Home festivalcinema Venezia72 Man Down di Dito Montiel – Venezia 72, Orizzonti

Man Down di Dito Montiel – Venezia 72, Orizzonti

Gli ultimi 10 minuti di Man Down ci rivelano quello che il film avrebbe potuto essere, e probabilmente era in fase embrionale: un soggetto non particolarmente originale ma efficace, ottimo per costruire un onesto thriller psicologico di cassetta, di quelli giocati su un groviglio di piani temporali sciolto solo nel finale (ipotetico modello di riferimento, la formula alla base del successo del primo Nolan).

Invece, se nella struttura un vago scheletro di questo progetto rimane in piedi, il ritmo e l’intenzione registica sembrano appartenere ad un altro film, sviluppandosi controllo su temi e pratiche di messa in scena cari a Montiel fin dagli esordi: il rapporto impossibile tra padri e figli e l’amicizia virile, trattata con grande dispendio di slang, diverbi e colloquiali sfottò, per sottolineare la coabitazione tra confidenza e rivalitá. Ne potrebbe risultare un interessante esperimento di racconto, se nei fatti anche questa seconda strada intrapresa dal film non fallisse piuttosto sonoramente i propri obiettivi.

Ad una decina d’anni da Guida per Riconoscere i Tuoi Santi, che sembrava aver indirizzato su binari sicuri la carriera di entrambi, il nuovo sforzo congiunto di Dito Montiel e Shia LaBeouf si rivela in effetti un deciso passo falso.

Gabriel Drummer è un reduce dell’Afghanistan che vaga alla ricerca del figlio in un’America in rovina, devastata da un oscuro conflitto nucleare.
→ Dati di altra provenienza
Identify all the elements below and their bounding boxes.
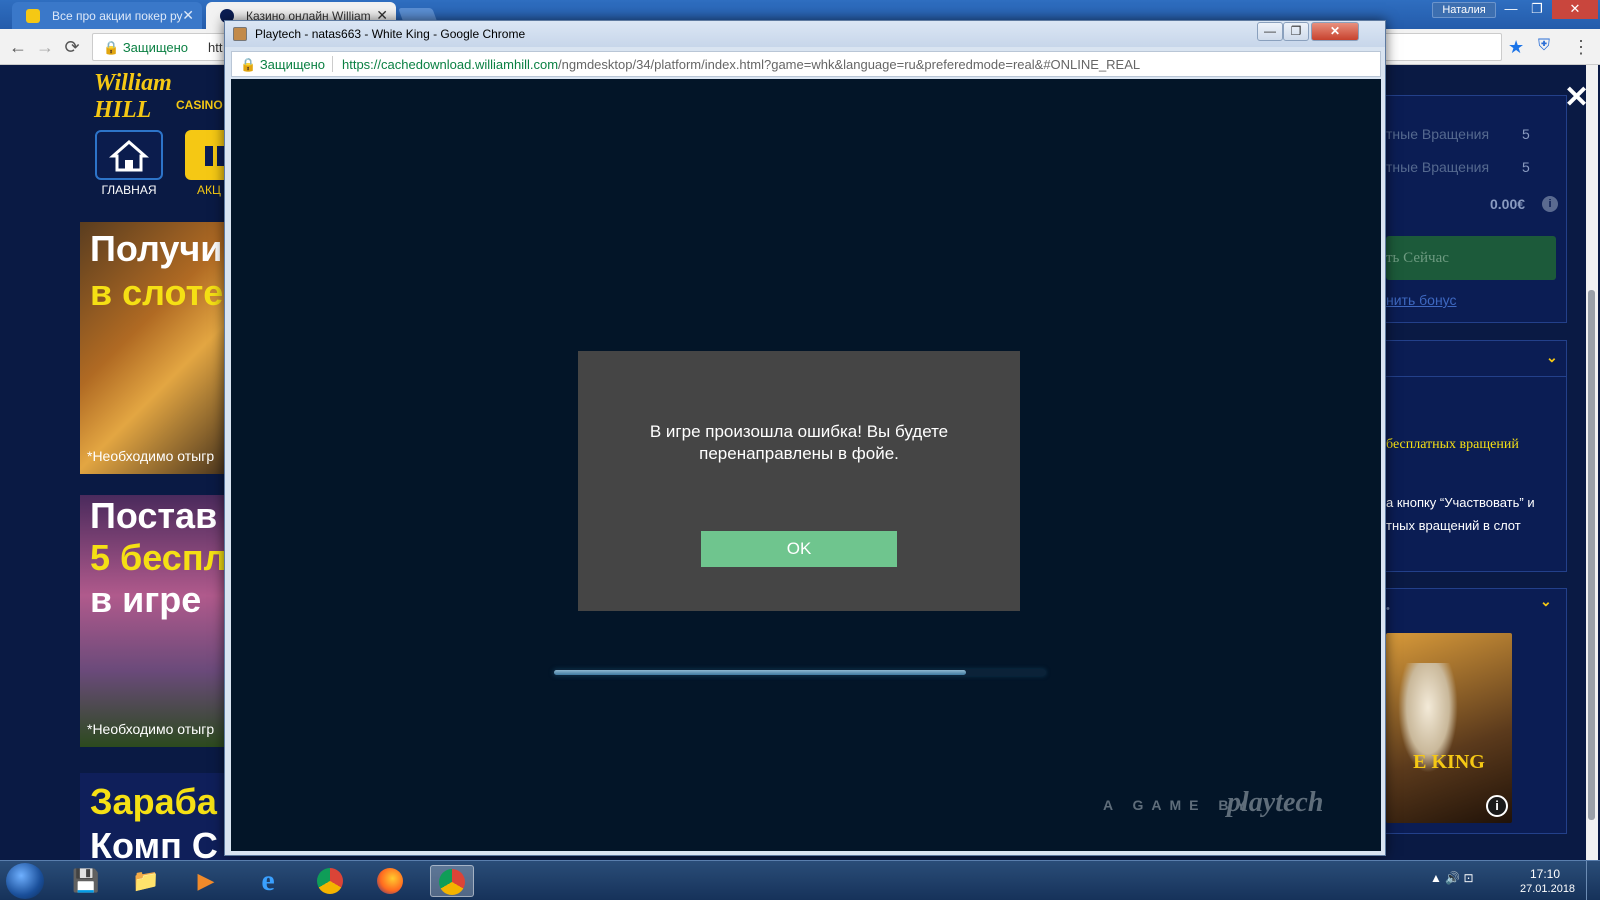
profile-badge[interactable]: Наталия — [1432, 2, 1496, 18]
promo-banner[interactable]: Постав 5 беспл в игре *Необходимо отыгр — [80, 495, 240, 747]
chevron-down-icon[interactable]: ⌄ — [1540, 593, 1552, 610]
error-message: В игре произошла ошибка! Вы будете перен… — [649, 422, 949, 463]
floppy-icon[interactable]: 💾 — [64, 865, 108, 897]
playtech-logo: playtech — [1227, 787, 1324, 818]
cancel-bonus-link[interactable]: нить бонус — [1386, 292, 1457, 308]
bookmark-star-icon[interactable]: ★ — [1508, 37, 1524, 58]
panel-header[interactable]: ⌄ — [1386, 341, 1566, 377]
play-now-button[interactable]: ть Сейчас — [1386, 236, 1556, 280]
promo-details-panel: ⌄ бесплатных вращений а кнопку “Участвов… — [1385, 340, 1567, 572]
url-path: /ngmdesktop/34/platform/index.html?game=… — [558, 57, 1141, 72]
tab-poker-promos[interactable]: Все про акции покер ру ✕ — [12, 2, 202, 29]
divider — [332, 56, 333, 72]
window-minimize-button[interactable]: — — [1498, 0, 1524, 19]
home-nav-label[interactable]: ГЛАВНАЯ — [95, 183, 163, 197]
system-tray[interactable]: ▲ 🔊 ⊡ — [1430, 871, 1474, 885]
internet-explorer-icon[interactable]: e — [246, 865, 290, 897]
reload-icon[interactable]: ⟳ — [62, 37, 82, 58]
info-icon[interactable]: i — [1486, 795, 1508, 817]
free-spins-label: тные Вращения — [1386, 126, 1490, 142]
loading-progress-bar — [553, 669, 1046, 676]
panel-title: • — [1386, 603, 1390, 615]
logo-text: William HILL — [94, 70, 172, 123]
home-icon — [109, 140, 149, 172]
error-dialog: В игре произошла ошибка! Вы будете перен… — [578, 351, 1020, 611]
popup-address-bar[interactable]: 🔒 Защищено https://cachedownload.william… — [231, 51, 1381, 77]
game-thumbnail-title: E KING — [1413, 751, 1485, 773]
clock-time[interactable]: 17:10 — [1530, 867, 1560, 881]
banner-headline: в слоте — [90, 272, 224, 313]
windows-taskbar: 💾 📁 ▶ e ▲ 🔊 ⊡ 17:10 27.01.2018 — [0, 860, 1600, 900]
popup-titlebar[interactable]: Playtech - natas663 - White King - Googl… — [225, 21, 1385, 47]
banner-headline: Комп С — [90, 825, 218, 863]
banner-headline: Получи — [90, 228, 223, 269]
banner-headline: в игре — [90, 579, 202, 620]
free-spins-count: 5 — [1522, 159, 1530, 175]
url-text: htt — [208, 40, 223, 55]
loading-progress-fill — [554, 670, 966, 675]
secure-label: 🔒 Защищено — [103, 40, 189, 55]
chrome-active-icon[interactable] — [430, 865, 474, 897]
promo-banner[interactable]: Получи в слоте *Необходимо отыгр — [80, 222, 240, 474]
info-icon[interactable]: i — [1542, 196, 1558, 212]
secure-label: 🔒 Защищено — [240, 57, 326, 72]
url-host: https://cachedownload.williamhill.com — [342, 57, 559, 72]
popup-maximize-button[interactable]: ❐ — [1283, 22, 1309, 41]
banner-note: *Необходимо отыгр — [87, 448, 215, 464]
promo-banner[interactable]: Зараба Комп С — [80, 773, 240, 863]
chevron-down-icon[interactable]: ⌄ — [1546, 349, 1558, 366]
promotions-nav-label[interactable]: АКЦ — [197, 183, 221, 197]
bonus-panel: тные Вращения 5 тные Вращения 5 0.00€ i … — [1385, 95, 1567, 323]
promo-title: бесплатных вращений — [1386, 437, 1519, 452]
white-king-game-thumbnail[interactable]: E KING i — [1386, 633, 1512, 823]
william-hill-logo[interactable]: William HILL CASINO — [94, 70, 224, 123]
browser-menu-icon[interactable]: ⋮ — [1572, 37, 1590, 58]
chrome-icon[interactable] — [308, 865, 352, 897]
free-spins-count: 5 — [1522, 126, 1530, 142]
ok-button[interactable]: OK — [701, 531, 897, 567]
playtech-favicon-icon — [233, 27, 247, 41]
explorer-icon[interactable]: 📁 — [124, 865, 168, 897]
scrollbar-thumb[interactable] — [1588, 290, 1595, 820]
popup-close-button[interactable]: ✕ — [1311, 22, 1359, 41]
banner-headline: Постав — [90, 495, 218, 536]
banner-headline: 5 беспл — [90, 537, 227, 578]
popup-title: Playtech - natas663 - White King - Googl… — [255, 27, 526, 41]
home-nav-button[interactable] — [95, 130, 163, 180]
game-popup-window: Playtech - natas663 - White King - Googl… — [224, 20, 1386, 856]
clock-date[interactable]: 27.01.2018 — [1520, 883, 1575, 895]
show-desktop-button[interactable] — [1586, 861, 1600, 900]
bonus-balance: 0.00€ — [1490, 196, 1526, 212]
media-player-icon[interactable]: ▶ — [184, 865, 228, 897]
forward-icon[interactable]: → — [35, 37, 55, 58]
window-maximize-button[interactable]: ❐ — [1524, 0, 1550, 19]
window-close-button[interactable]: ✕ — [1552, 0, 1598, 19]
popup-minimize-button[interactable]: — — [1257, 22, 1283, 41]
back-icon[interactable]: ← — [8, 37, 28, 58]
popup-url: https://cachedownload.williamhill.com/ng… — [342, 57, 1140, 72]
banner-headline: Зараба — [90, 781, 217, 822]
promo-description: а кнопку “Участвовать” и тных вращений в… — [1386, 495, 1535, 533]
logo-subtext: CASINO — [176, 98, 223, 112]
game-panel: • ⌄ E KING i — [1385, 588, 1567, 834]
start-button[interactable] — [6, 863, 44, 899]
free-spins-label: тные Вращения — [1386, 159, 1490, 175]
firefox-icon[interactable] — [368, 865, 412, 897]
game-canvas: В игре произошла ошибка! Вы будете перен… — [231, 79, 1381, 851]
tab-favicon — [26, 9, 40, 23]
tab-title: Все про акции покер ру — [52, 9, 183, 23]
extension-shield-icon[interactable]: ⛨ — [1538, 37, 1550, 55]
close-tab-icon[interactable]: ✕ — [182, 7, 194, 24]
banner-note: *Необходимо отыгр — [87, 721, 215, 737]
Nei flashback assistiamo ad un colloquio con lo psicologo militare in cui Gabriel ripercorre con la mente il suo passato recente, l’addestramento tra i marine con l’amico di una vita, la partenza per il fronte afghano, il rapporto affettuoso, per quanto complicato dalla guerra, con la moglie Natalie ed il piccolo Jonathan.
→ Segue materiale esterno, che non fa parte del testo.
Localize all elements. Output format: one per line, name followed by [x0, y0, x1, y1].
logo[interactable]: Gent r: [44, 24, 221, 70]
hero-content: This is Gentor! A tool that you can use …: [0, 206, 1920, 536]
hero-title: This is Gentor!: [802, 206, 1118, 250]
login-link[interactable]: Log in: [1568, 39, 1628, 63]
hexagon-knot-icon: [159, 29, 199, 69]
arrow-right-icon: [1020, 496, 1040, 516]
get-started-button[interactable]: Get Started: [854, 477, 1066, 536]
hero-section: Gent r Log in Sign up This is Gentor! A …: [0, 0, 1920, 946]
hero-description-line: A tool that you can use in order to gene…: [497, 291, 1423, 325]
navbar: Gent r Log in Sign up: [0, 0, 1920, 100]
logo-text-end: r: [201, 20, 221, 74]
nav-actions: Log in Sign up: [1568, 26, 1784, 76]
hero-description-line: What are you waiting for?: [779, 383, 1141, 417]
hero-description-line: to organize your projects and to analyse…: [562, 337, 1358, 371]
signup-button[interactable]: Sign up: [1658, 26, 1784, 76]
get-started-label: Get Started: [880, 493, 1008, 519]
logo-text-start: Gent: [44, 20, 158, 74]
La descrizione e lo sviluppo in termini atmosferici dell’ambientazione distopica, centrale per conferire mistero e tensione alla trama e coinvolgere lo spettatore nell’intreccio che si dipanerà nel finale, vengono deliberatamente lasciati ai margini del racconto, relegati a brevi e confuse sequenze immerse in un posticcio grigiore in CGI (una una scelta espressiva che a posteriori potrebbe sembrare coerente, se la fotografia di tutto il resto del film non fosse immersa in un altrettanto posticcio biancore lattiginoso e melodrammatico).
Allo stesso modo, l’azione sul teatro di guerra mediorientale viene risolta in una sola goffa sequenza, che finisce per introdurre fin troppo tardi il pur delicato tema della sindrome da stress post-traumatico nei veterani, di fatto ridimensionando l’argomento a mero strumento per la facile evocazione di pathos.
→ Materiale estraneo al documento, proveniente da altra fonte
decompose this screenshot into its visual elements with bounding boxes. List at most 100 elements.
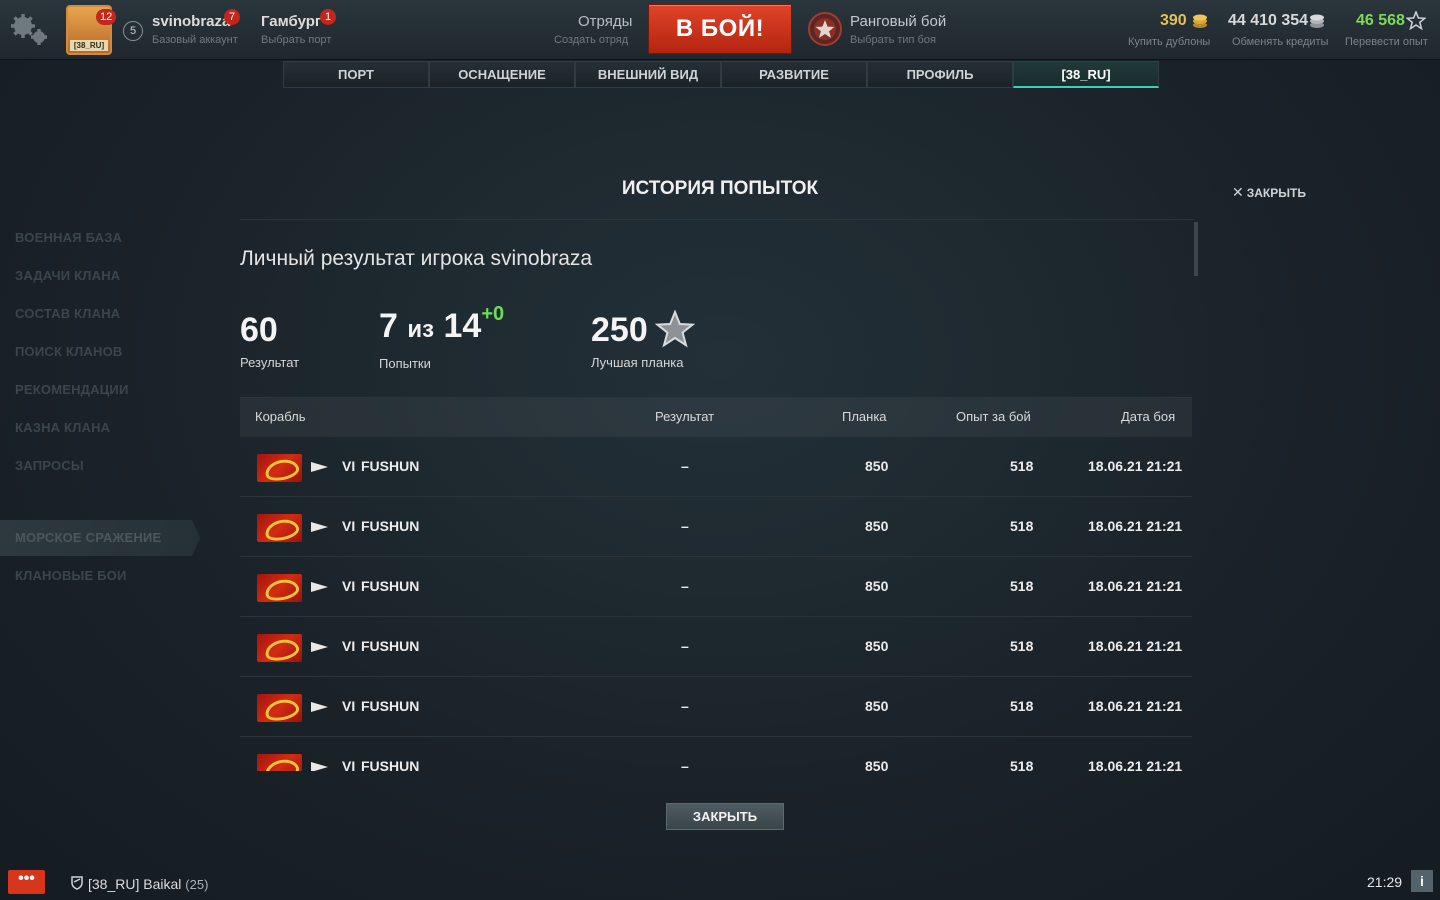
row-date: 18.06.21 21:21	[1088, 638, 1183, 654]
column-xp: Опыт за бой	[956, 409, 1031, 424]
attempts-used: 7	[379, 307, 398, 345]
destroyer-class-icon	[311, 642, 328, 652]
info-button[interactable]: i	[1411, 870, 1433, 892]
column-date: Дата боя	[1121, 409, 1176, 424]
division-shield-icon	[71, 876, 83, 890]
row-bar: 850	[865, 758, 889, 771]
tab-clan[interactable]: [38_RU]	[1013, 61, 1159, 88]
convert-xp-link[interactable]: Перевести опыт	[1345, 36, 1428, 48]
chat-button[interactable]: •••	[8, 870, 45, 894]
modal-close-link[interactable]: ✕ ЗАКРЫТЬ	[1232, 184, 1306, 201]
row-result: –	[681, 458, 689, 474]
modal-title: ИСТОРИЯ ПОПЫТОК	[621, 178, 819, 199]
left-menu-clan-treasury[interactable]: КАЗНА КЛАНА	[15, 420, 110, 435]
exchange-credits-link[interactable]: Обменять кредиты	[1232, 36, 1328, 48]
row-result: –	[681, 758, 689, 771]
tab-port[interactable]: ПОРТ	[283, 61, 429, 88]
attempts-table: Корабль Результат Планка Опыт за бой Дат…	[240, 397, 1192, 771]
china-flag-icon	[257, 574, 302, 602]
username-notification-badge: 7	[224, 9, 240, 25]
row-xp: 518	[1010, 698, 1034, 714]
port-name-label[interactable]: Гамбург	[261, 13, 321, 30]
account-level-badge: 5	[123, 21, 143, 41]
buy-doubloons-link[interactable]: Купить дублоны	[1128, 36, 1210, 48]
ship-name: FUSHUN	[361, 638, 420, 654]
division-level: (25)	[185, 877, 209, 892]
result-label: Результат	[240, 355, 300, 370]
row-date: 18.06.21 21:21	[1088, 758, 1183, 771]
free-xp-star-icon	[1406, 11, 1426, 30]
credits-icon	[1310, 14, 1324, 28]
table-row[interactable]: VI FUSHUN – 850 518 18.06.21 21:21	[240, 677, 1192, 737]
panel-divider	[240, 219, 1195, 220]
table-row[interactable]: VI FUSHUN – 850 518 18.06.21 21:21	[240, 737, 1192, 771]
ship-name: FUSHUN	[361, 518, 420, 534]
left-menu-clan-battles[interactable]: КЛАНОВЫЕ БОИ	[15, 568, 127, 583]
table-row[interactable]: VI FUSHUN – 850 518 18.06.21 21:21	[240, 557, 1192, 617]
clan-tag-label: [38_RU]	[70, 40, 108, 51]
china-flag-icon	[257, 754, 302, 771]
row-result: –	[681, 518, 689, 534]
column-ship: Корабль	[255, 409, 306, 424]
result-value: 60	[240, 311, 278, 349]
username-label[interactable]: svinobraza	[152, 13, 230, 30]
doubloons-value: 390	[1160, 12, 1187, 29]
main-tabs: ПОРТ ОСНАЩЕНИЕ ВНЕШНИЙ ВИД РАЗВИТИЕ ПРОФ…	[283, 61, 1159, 88]
best-bar-value: 250	[591, 311, 648, 349]
tab-profile[interactable]: ПРОФИЛЬ	[867, 61, 1013, 88]
row-xp: 518	[1010, 638, 1034, 654]
destroyer-class-icon	[311, 762, 328, 771]
settings-gear-icon[interactable]	[8, 12, 50, 48]
row-bar: 850	[865, 578, 889, 594]
tab-research[interactable]: РАЗВИТИЕ	[721, 61, 867, 88]
close-icon: ✕	[1232, 184, 1244, 200]
left-menu-clan-tasks[interactable]: ЗАДАЧИ КЛАНА	[15, 268, 120, 283]
left-menu-military-base[interactable]: ВОЕННАЯ БАЗА	[15, 230, 122, 245]
notification-count-badge: 12	[96, 9, 117, 25]
attempts-separator: из	[407, 316, 435, 343]
row-xp: 518	[1010, 458, 1034, 474]
ranked-star-icon[interactable]	[808, 12, 842, 46]
column-result: Результат	[655, 409, 715, 424]
division-label[interactable]: [38_RU] Baikal (25)	[70, 876, 208, 892]
left-menu-clan-members[interactable]: СОСТАВ КЛАНА	[15, 306, 120, 321]
destroyer-class-icon	[311, 702, 328, 712]
china-flag-icon	[257, 694, 302, 722]
select-port-label: Выбрать порт	[261, 34, 332, 46]
china-flag-icon	[257, 634, 302, 662]
destroyer-class-icon	[311, 522, 328, 532]
ship-name: FUSHUN	[361, 578, 420, 594]
left-menu-recommendations[interactable]: РЕКОМЕНДАЦИИ	[15, 382, 129, 397]
left-menu-clan-search[interactable]: ПОИСК КЛАНОВ	[15, 344, 122, 359]
scrollbar-thumb[interactable]	[1194, 222, 1198, 276]
select-battle-type-label: Выбрать тип боя	[850, 34, 936, 46]
squads-button[interactable]: Отряды	[578, 13, 632, 30]
close-button[interactable]: ЗАКРЫТЬ	[666, 803, 784, 830]
attempts-total: 14	[443, 307, 482, 345]
tab-exterior[interactable]: ВНЕШНИЙ ВИД	[575, 61, 721, 88]
row-date: 18.06.21 21:21	[1088, 458, 1183, 474]
battle-type-label[interactable]: Ранговый бой	[850, 13, 946, 30]
personal-result-heading: Личный результат игрока svinobraza	[240, 247, 593, 270]
battle-button[interactable]: В БОЙ!	[648, 4, 792, 54]
left-menu-requests[interactable]: ЗАПРОСЫ	[15, 458, 84, 473]
row-bar: 850	[865, 698, 889, 714]
table-row[interactable]: VI FUSHUN – 850 518 18.06.21 21:21	[240, 617, 1192, 677]
best-bar-label: Лучшая планка	[591, 355, 684, 370]
ship-tier: VI	[342, 458, 356, 474]
left-menu-clan-brawl[interactable]: МОРСКОЕ СРАЖЕНИЕ	[15, 530, 161, 545]
row-result: –	[681, 578, 689, 594]
table-row[interactable]: VI FUSHUN – 850 518 18.06.21 21:21	[240, 437, 1192, 497]
row-date: 18.06.21 21:21	[1088, 518, 1183, 534]
table-header: Корабль Результат Планка Опыт за бой Дат…	[240, 397, 1192, 437]
tab-equipment[interactable]: ОСНАЩЕНИЕ	[429, 61, 575, 88]
table-row[interactable]: VI FUSHUN – 850 518 18.06.21 21:21	[240, 497, 1192, 557]
row-date: 18.06.21 21:21	[1088, 578, 1183, 594]
account-type-label: Базовый аккаунт	[152, 34, 238, 46]
ship-name: FUSHUN	[361, 698, 420, 714]
doubloons-icon	[1193, 14, 1207, 28]
ship-name: FUSHUN	[361, 458, 420, 474]
attempts-value: 7 из 14+0	[379, 303, 504, 346]
row-xp: 518	[1010, 758, 1034, 771]
credits-value: 44 410 354	[1228, 12, 1309, 29]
Proprio l’enfatica rappresentazione dei sentimenti sembra il collante con cui Montiel intende tenere assieme i lembi involuti della trama: il compleanno del piccolo Jonathan, gli affettuosi saluti prima della scuola, il cliché del maschio cameratismo marine, paiono dilatati di proposito per lasciar sfogare il cast, e LaBeouf in particolare, in istrioniche improvvisazioni: ne è un esempio lampante la stiracchiata scena di raccordo nello studio dello psicologo, in cui il protagonista e un insospettabilmente impacciato Gary Oldman sembrano recitare a soggetto per arrivare il più tardi possibile al capovolgimento del finale.

Se le sbrodolate divagazioni sulle relazioni filiali e amicali non trovano altra giustificazione oltre a rappresentare un forzato carico emotivo da giocarsi nel finale, la sbrigativa soluzione finale non offre una sufficiente ricompensa allo spettatore per la confusa e ripetitiva frammentazione dei piani temporali.
Forse proprio questa connotazione da film in fuga da sè stesso può in qualche modo giustificare l’inclusione di Man Down nella sezione Orizzonti di questa Mostra del Cinema, lil quale però lascia dietro di sé l’amara sensazione di una pellicola in spericolato disequilibrio non tanto per una volontà o disposizione verso la sperimentazione, quanto per una pressochè totale perdita di controllo sulle redini del racconto.